I know not all of them can be hits, not even all of them from the ’80s, but I really was prepared to be disappointed here, and then, suddenly, I wasn’t. Bravo!

Hotel Leikeu

If you think it’s hard to watch a foreign film in a language you don’t know while working, well, it is, but what I was going to say was, imagine how much harder it is when you watch the two halves of the movie with a gap of probably two weeks in between. So if you think this is going to be a shitshow of a review: fair.

Lingering is a haunted hotel story, a la The Shining. A young Korean woman is called upon to care for a disruptive younger sister she never even knew existed, which is also how she learns that her mother has died by suicide. At a loss for how to take care of a little girl, she takes the sister to a hotel run by one of her mother’s friends, a place where she spent a lot of time as a child herself but which in latter days is seeing less and less business; now there are only a handful of employees and maybe one other guest?[1] Only, the little girl has visions of violence and death (to be fair, this was the disruption at school as well, so it predated the hotel), but then other people start dying in mysterious and/or suspicious ways, depending on whether you think you’re in a ghost story (as our hero does) or a crime story (as the investigating police do).

Sometimes, I think movies aren’t very good but wonder if I failed them instead of them failing me, by watching while working. This time, I’m quite sure the movie was good and I would have enjoyed it more watching it at night, but at minimum all in one sitting. (This was not a choice I made, just an oops.)

[1] The rundown, “nobody comes here” aspect put me in mind of an additional hotel movie, to be honest.

Prevenge

I’ve once again fallen to three years behind on my random horror movie podcast, but having watched Prevenge, maybe I’ll start to catch up again? Maybe!
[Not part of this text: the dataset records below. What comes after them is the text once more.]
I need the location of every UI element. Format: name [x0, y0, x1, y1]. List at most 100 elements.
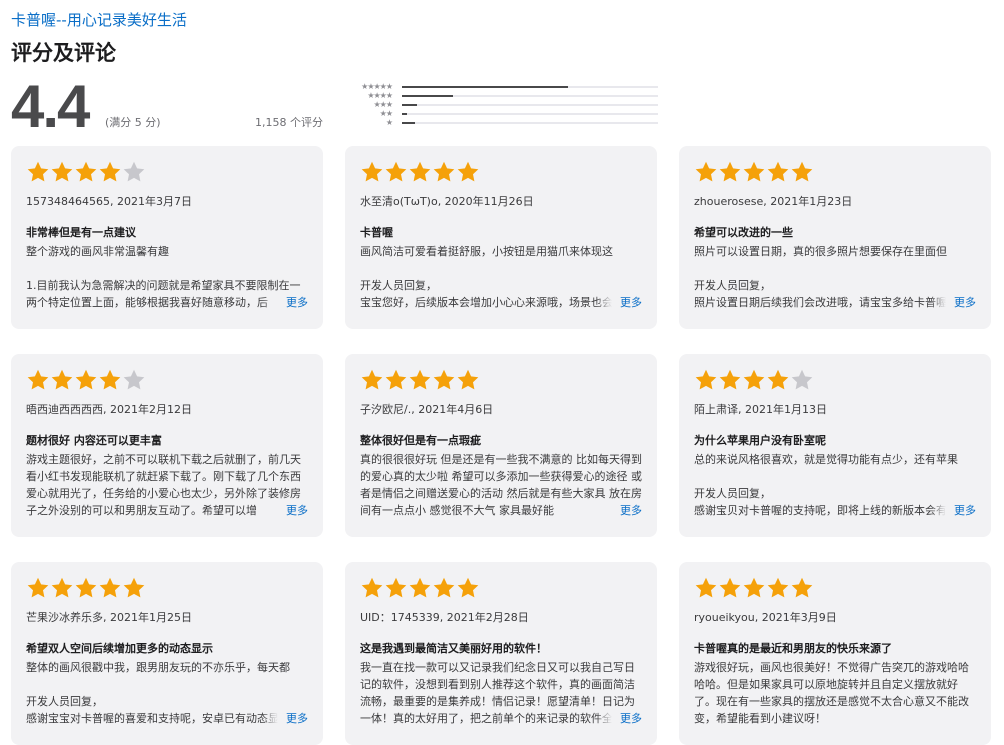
histogram-track	[402, 121, 658, 124]
histogram-track	[402, 85, 658, 88]
star-empty-icon	[123, 369, 145, 390]
app-title-link[interactable]: 卡普喔--用心记录美好生活	[11, 9, 187, 30]
rating-histogram: ★★★★★ ★★★★ ★★★ ★★ ★	[342, 82, 658, 127]
star-filled-icon	[457, 161, 479, 182]
star-filled-icon	[433, 577, 455, 598]
star-filled-icon	[743, 161, 765, 182]
more-button[interactable]: 更多	[596, 710, 642, 727]
more-button[interactable]: 更多	[262, 294, 308, 311]
star-filled-icon	[27, 577, 49, 598]
review-title: 整体很好但是有一点瑕疵	[360, 434, 481, 447]
review-author-date: 晤西迪西西西西, 2021年2月12日	[26, 403, 192, 416]
histogram-track	[402, 94, 658, 97]
review-star-rating	[694, 366, 976, 394]
histogram-star-icon: ★★★	[373, 100, 393, 109]
star-filled-icon	[433, 369, 455, 390]
review-title: 非常棒但是有一点建议	[26, 226, 136, 239]
star-filled-icon	[51, 369, 73, 390]
review-author-date: UID：1745339, 2021年2月28日	[360, 611, 529, 624]
review-author-date: 芒果沙冰养乐多, 2021年1月25日	[26, 611, 192, 624]
review-card: zhouerosese, 2021年1月23日 希望可以改进的一些 照片可以设置日期…	[679, 146, 991, 329]
more-button[interactable]: 更多	[596, 502, 642, 519]
star-filled-icon	[409, 369, 431, 390]
star-filled-icon	[75, 577, 97, 598]
star-filled-icon	[695, 161, 717, 182]
review-star-rating	[360, 574, 642, 602]
star-filled-icon	[719, 369, 741, 390]
more-button[interactable]: 更多	[596, 294, 642, 311]
histogram-star-icon: ★★	[379, 109, 393, 118]
review-author-date: 水至清o(TωT)o, 2020年11月26日	[360, 195, 534, 208]
review-star-rating	[26, 366, 308, 394]
star-filled-icon	[409, 577, 431, 598]
review-card: UID：1745339, 2021年2月28日这是我遇到最简洁又美丽好用的软件！…	[345, 562, 657, 745]
star-filled-icon	[767, 369, 789, 390]
review-star-rating	[694, 574, 976, 602]
star-filled-icon	[385, 577, 407, 598]
star-filled-icon	[767, 161, 789, 182]
star-filled-icon	[99, 369, 121, 390]
star-filled-icon	[361, 161, 383, 182]
star-filled-icon	[99, 161, 121, 182]
review-card: ryoueikyou, 2021年3月9日卡普喔真的是最近和男朋友的快乐来源了游…	[679, 562, 991, 745]
section-title: 评分及评论	[11, 41, 116, 65]
review-star-rating	[360, 366, 642, 394]
review-title: 这是我遇到最简洁又美丽好用的软件！	[360, 642, 547, 655]
histogram-row-3-star: ★★★	[342, 100, 658, 109]
histogram-row-1-star: ★	[342, 118, 658, 127]
review-title: 题材很好 内容还可以更丰富	[26, 434, 162, 447]
histogram-star-icon: ★★★★	[367, 91, 393, 100]
histogram-bar	[402, 94, 454, 97]
histogram-bar	[402, 112, 408, 115]
star-filled-icon	[99, 577, 121, 598]
histogram-track	[402, 112, 658, 115]
star-filled-icon	[409, 161, 431, 182]
star-filled-icon	[123, 577, 145, 598]
star-filled-icon	[695, 369, 717, 390]
star-filled-icon	[75, 369, 97, 390]
star-filled-icon	[791, 577, 813, 598]
review-author-date: 157348464565, 2021年3月7日	[26, 195, 192, 208]
histogram-star-icon: ★	[385, 118, 393, 127]
histogram-row-2-star: ★★	[342, 109, 658, 118]
star-filled-icon	[51, 161, 73, 182]
review-card: 晤西迪西西西西, 2021年2月12日 题材很好 内容还可以更丰富 游戏主题很好，之…	[11, 354, 323, 537]
more-button[interactable]: 更多	[262, 710, 308, 727]
histogram-bar	[402, 85, 569, 88]
more-button[interactable]: 更多	[930, 294, 976, 311]
histogram-row-4-star: ★★★★	[342, 91, 658, 100]
review-title: 希望可以改进的一些	[694, 226, 793, 239]
more-button[interactable]: 更多	[930, 502, 976, 519]
histogram-track	[402, 103, 658, 106]
star-filled-icon	[719, 577, 741, 598]
review-author-date: zhouerosese, 2021年1月23日	[694, 195, 853, 208]
review-body: 游戏很好玩，画风也很美好！不觉得广告突兀的游戏哈哈哈哈。但是如果家具可以原地旋转…	[694, 661, 969, 725]
star-filled-icon	[385, 161, 407, 182]
star-filled-icon	[457, 577, 479, 598]
review-star-rating	[26, 158, 308, 186]
star-filled-icon	[743, 577, 765, 598]
star-filled-icon	[51, 577, 73, 598]
star-filled-icon	[791, 161, 813, 182]
star-filled-icon	[743, 369, 765, 390]
histogram-row-5-star: ★★★★★	[342, 82, 658, 91]
review-list: 157348464565, 2021年3月7日 非常棒但是有一点建议 整个游戏的画风…	[11, 146, 991, 745]
review-card: 陌上肃译, 2021年1月13日 为什么苹果用户没有卧室呢 总的来说风格很喜欢，就是…	[679, 354, 991, 537]
histogram-bar	[402, 121, 415, 124]
average-rating: 4.4	[11, 73, 90, 140]
star-filled-icon	[385, 369, 407, 390]
more-button[interactable]: 更多	[262, 502, 308, 519]
review-star-rating	[360, 158, 642, 186]
review-title: 卡普喔真的是最近和男朋友的快乐来源了	[694, 642, 892, 655]
review-author-date: ryoueikyou, 2021年3月9日	[694, 611, 837, 624]
review-card: 157348464565, 2021年3月7日 非常棒但是有一点建议 整个游戏的画风…	[11, 146, 323, 329]
star-empty-icon	[791, 369, 813, 390]
review-author-date: 子汐欧尼/., 2021年4月6日	[360, 403, 494, 416]
review-star-rating	[694, 158, 976, 186]
review-star-rating	[26, 574, 308, 602]
star-filled-icon	[767, 577, 789, 598]
review-card: 水至清o(TωT)o, 2020年11月26日 卡普喔 画风简洁可爱看着挺舒服，小按…	[345, 146, 657, 329]
rating-scale-label: (满分 5 分)	[105, 116, 161, 129]
star-filled-icon	[719, 161, 741, 182]
star-filled-icon	[457, 369, 479, 390]
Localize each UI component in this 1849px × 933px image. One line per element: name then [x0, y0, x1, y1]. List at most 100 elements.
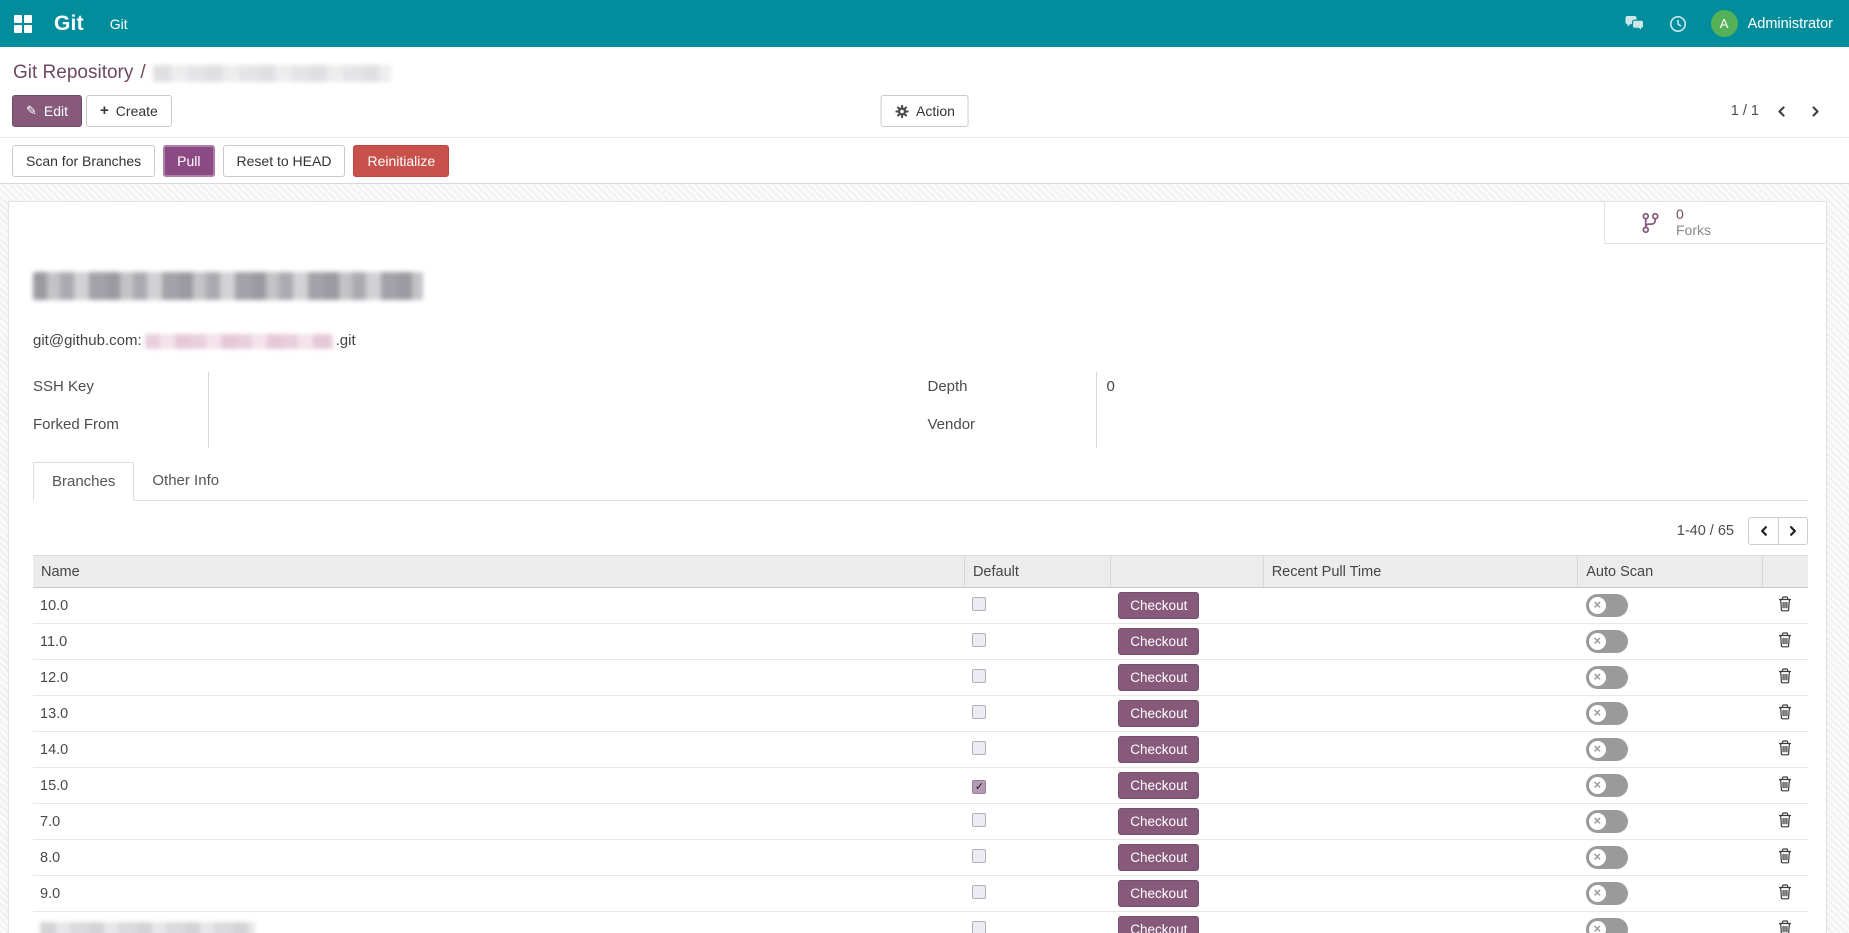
checkout-button[interactable]: Checkout — [1118, 628, 1199, 655]
column-header-recent-pull-time[interactable]: Recent Pull Time — [1263, 556, 1578, 588]
branch-name-cell[interactable]: 7.0 — [33, 804, 964, 840]
branch-name-cell[interactable]: 12.0 — [33, 660, 964, 696]
action-button[interactable]: Action — [880, 95, 969, 127]
tab-branches[interactable]: Branches — [33, 462, 134, 501]
trash-icon[interactable] — [1778, 884, 1792, 900]
column-header-auto-scan[interactable]: Auto Scan — [1578, 556, 1763, 588]
table-row[interactable]: 11.0 Checkout × — [33, 624, 1808, 660]
table-row[interactable]: Checkout × — [33, 912, 1808, 933]
branch-name-cell[interactable]: 8.0 — [33, 840, 964, 876]
checkout-button[interactable]: Checkout — [1118, 916, 1199, 933]
branches-table: Name Default Recent Pull Time Auto Scan … — [33, 555, 1808, 933]
auto-scan-toggle[interactable]: × — [1586, 702, 1628, 725]
apps-menu-icon[interactable] — [14, 15, 32, 33]
create-button[interactable]: + Create — [86, 95, 172, 127]
auto-scan-toggle[interactable]: × — [1586, 630, 1628, 653]
branch-name-cell[interactable]: 10.0 — [33, 588, 964, 624]
messages-icon[interactable] — [1624, 15, 1645, 32]
trash-icon[interactable] — [1778, 740, 1792, 756]
trash-icon[interactable] — [1778, 596, 1792, 612]
default-checkbox[interactable] — [972, 741, 986, 755]
reinitialize-button[interactable]: Reinitialize — [353, 145, 449, 177]
checkout-button[interactable]: Checkout — [1118, 736, 1199, 763]
branch-name-cell[interactable]: 15.0 — [33, 768, 964, 804]
table-row[interactable]: 8.0 Checkout × — [33, 840, 1808, 876]
branch-name-cell[interactable]: 9.0 — [33, 876, 964, 912]
trash-icon[interactable] — [1778, 848, 1792, 864]
record-pager-next-button[interactable] — [1803, 99, 1827, 123]
table-row[interactable]: 13.0 Checkout × — [33, 696, 1808, 732]
default-checkbox[interactable] — [972, 597, 986, 611]
record-pager-previous-button[interactable] — [1769, 99, 1793, 123]
auto-scan-toggle[interactable]: × — [1586, 594, 1628, 617]
trash-icon[interactable] — [1778, 704, 1792, 720]
default-checkbox[interactable] — [972, 849, 986, 863]
default-checkbox[interactable]: ✓ — [972, 780, 986, 794]
recent-pull-time-cell — [1263, 768, 1578, 804]
checkout-cell: Checkout — [1110, 732, 1263, 768]
checkout-button[interactable]: Checkout — [1118, 880, 1199, 907]
checkout-button[interactable]: Checkout — [1118, 664, 1199, 691]
branch-name-cell[interactable]: 14.0 — [33, 732, 964, 768]
delete-cell — [1762, 696, 1808, 732]
forks-stat-button[interactable]: 0 Forks — [1604, 202, 1826, 244]
vendor-value — [1097, 410, 1107, 448]
trash-icon[interactable] — [1778, 632, 1792, 648]
create-button-label: Create — [116, 103, 158, 119]
table-row[interactable]: 12.0 Checkout × — [33, 660, 1808, 696]
default-checkbox[interactable] — [972, 813, 986, 827]
default-checkbox[interactable] — [972, 669, 986, 683]
checkout-button[interactable]: Checkout — [1118, 772, 1199, 799]
edit-button-label: Edit — [44, 103, 68, 119]
table-row[interactable]: 15.0 ✓ Checkout × — [33, 768, 1808, 804]
reset-to-head-button[interactable]: Reset to HEAD — [223, 145, 346, 177]
default-checkbox[interactable] — [972, 921, 986, 933]
trash-icon[interactable] — [1778, 776, 1792, 792]
auto-scan-toggle[interactable]: × — [1586, 738, 1628, 761]
delete-cell — [1762, 732, 1808, 768]
table-row[interactable]: 9.0 Checkout × — [33, 876, 1808, 912]
list-pager-next-button[interactable] — [1778, 517, 1808, 545]
scan-for-branches-button[interactable]: Scan for Branches — [12, 145, 155, 177]
auto-scan-toggle[interactable]: × — [1586, 846, 1628, 869]
column-header-default[interactable]: Default — [964, 556, 1110, 588]
checkout-button[interactable]: Checkout — [1118, 844, 1199, 871]
user-menu[interactable]: A Administrator — [1711, 10, 1833, 37]
trash-icon[interactable] — [1778, 920, 1792, 933]
auto-scan-toggle[interactable]: × — [1586, 666, 1628, 689]
statusbar: Scan for Branches Pull Reset to HEAD Rei… — [0, 137, 1849, 184]
branch-table-body: 10.0Checkout×11.0Checkout×12.0Checkout×1… — [33, 588, 1808, 933]
activities-clock-icon[interactable] — [1669, 15, 1687, 33]
column-header-name[interactable]: Name — [33, 556, 964, 588]
menu-item-git[interactable]: Git — [106, 10, 132, 38]
edit-button[interactable]: ✎ Edit — [12, 95, 82, 127]
default-checkbox[interactable] — [972, 885, 986, 899]
default-checkbox[interactable] — [972, 633, 986, 647]
table-row[interactable]: 14.0 Checkout × — [33, 732, 1808, 768]
auto-scan-toggle[interactable]: × — [1586, 918, 1628, 933]
breadcrumb-link[interactable]: Git Repository — [13, 60, 133, 86]
checkout-button[interactable]: Checkout — [1118, 592, 1199, 619]
form-view-background: 0 Forks git@github.com:.git SSH Key Fork… — [0, 184, 1849, 933]
list-pager-previous-button[interactable] — [1748, 517, 1778, 545]
column-header-checkout — [1110, 556, 1263, 588]
auto-scan-toggle[interactable]: × — [1586, 810, 1628, 833]
checkout-button[interactable]: Checkout — [1118, 700, 1199, 727]
table-row[interactable]: 7.0 Checkout × — [33, 804, 1808, 840]
checkout-cell: Checkout — [1110, 588, 1263, 624]
pull-button[interactable]: Pull — [163, 145, 214, 177]
toggle-off-x-icon: × — [1589, 813, 1606, 830]
forks-count: 0 — [1676, 207, 1711, 222]
checkout-button[interactable]: Checkout — [1118, 808, 1199, 835]
branch-name-cell[interactable] — [33, 912, 964, 933]
table-row[interactable]: 10.0 Checkout × — [33, 588, 1808, 624]
auto-scan-toggle[interactable]: × — [1586, 774, 1628, 797]
tab-other-info[interactable]: Other Info — [134, 462, 237, 500]
branch-name-cell[interactable]: 13.0 — [33, 696, 964, 732]
default-cell — [964, 588, 1110, 624]
trash-icon[interactable] — [1778, 812, 1792, 828]
auto-scan-toggle[interactable]: × — [1586, 882, 1628, 905]
default-checkbox[interactable] — [972, 705, 986, 719]
branch-name-cell[interactable]: 11.0 — [33, 624, 964, 660]
trash-icon[interactable] — [1778, 668, 1792, 684]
So there’s this Australian widow, and she’s pregnant. And the voice of her baby is in her head, telling her to kill people. Is she[1] choosing them at random, just striking when opportunity knocks? Is she stalking anyone she happens to see who pisses her off? It’s really hard to tell what motivates these murders, which is part of the horror of it. When she’s not in the middle of the hunt or doing an actual murder (usually these interludes are prenatal appointments), she seems herself horrified by what she is doing. But whenever the baby smells [metaphorical] blood, it is most thoroughly on, by turns tragic, slapstick, or nearly demonic.

If I’m being real, this movie does not work on paper. Even after knowing how it ends, I don’t think I would buy it, except that Alice Lowe sells it so well. She’s the writer, director, and actually pregnant star, and she’s… it’s hard to say what I want to say without buying into the system, so let me say it from the system’s perspective: she would never make it as the star of a Hollywood adaptation of her film. She’s plain of face, did I mention actually rather than prosthetically pregnant, and she’s not conventionally funny. But the way she commits to the bit, both physically and emotionally… when it’s not funny trending toward hilarious, which it often is, it’s profoundly disturbing. The escalating desperation, the simmering anger, the bewildered horror, she portrays all of these and more, and in conclusion, I hope she writes more starring vehicles for herself. She definitely knows what she’s doing.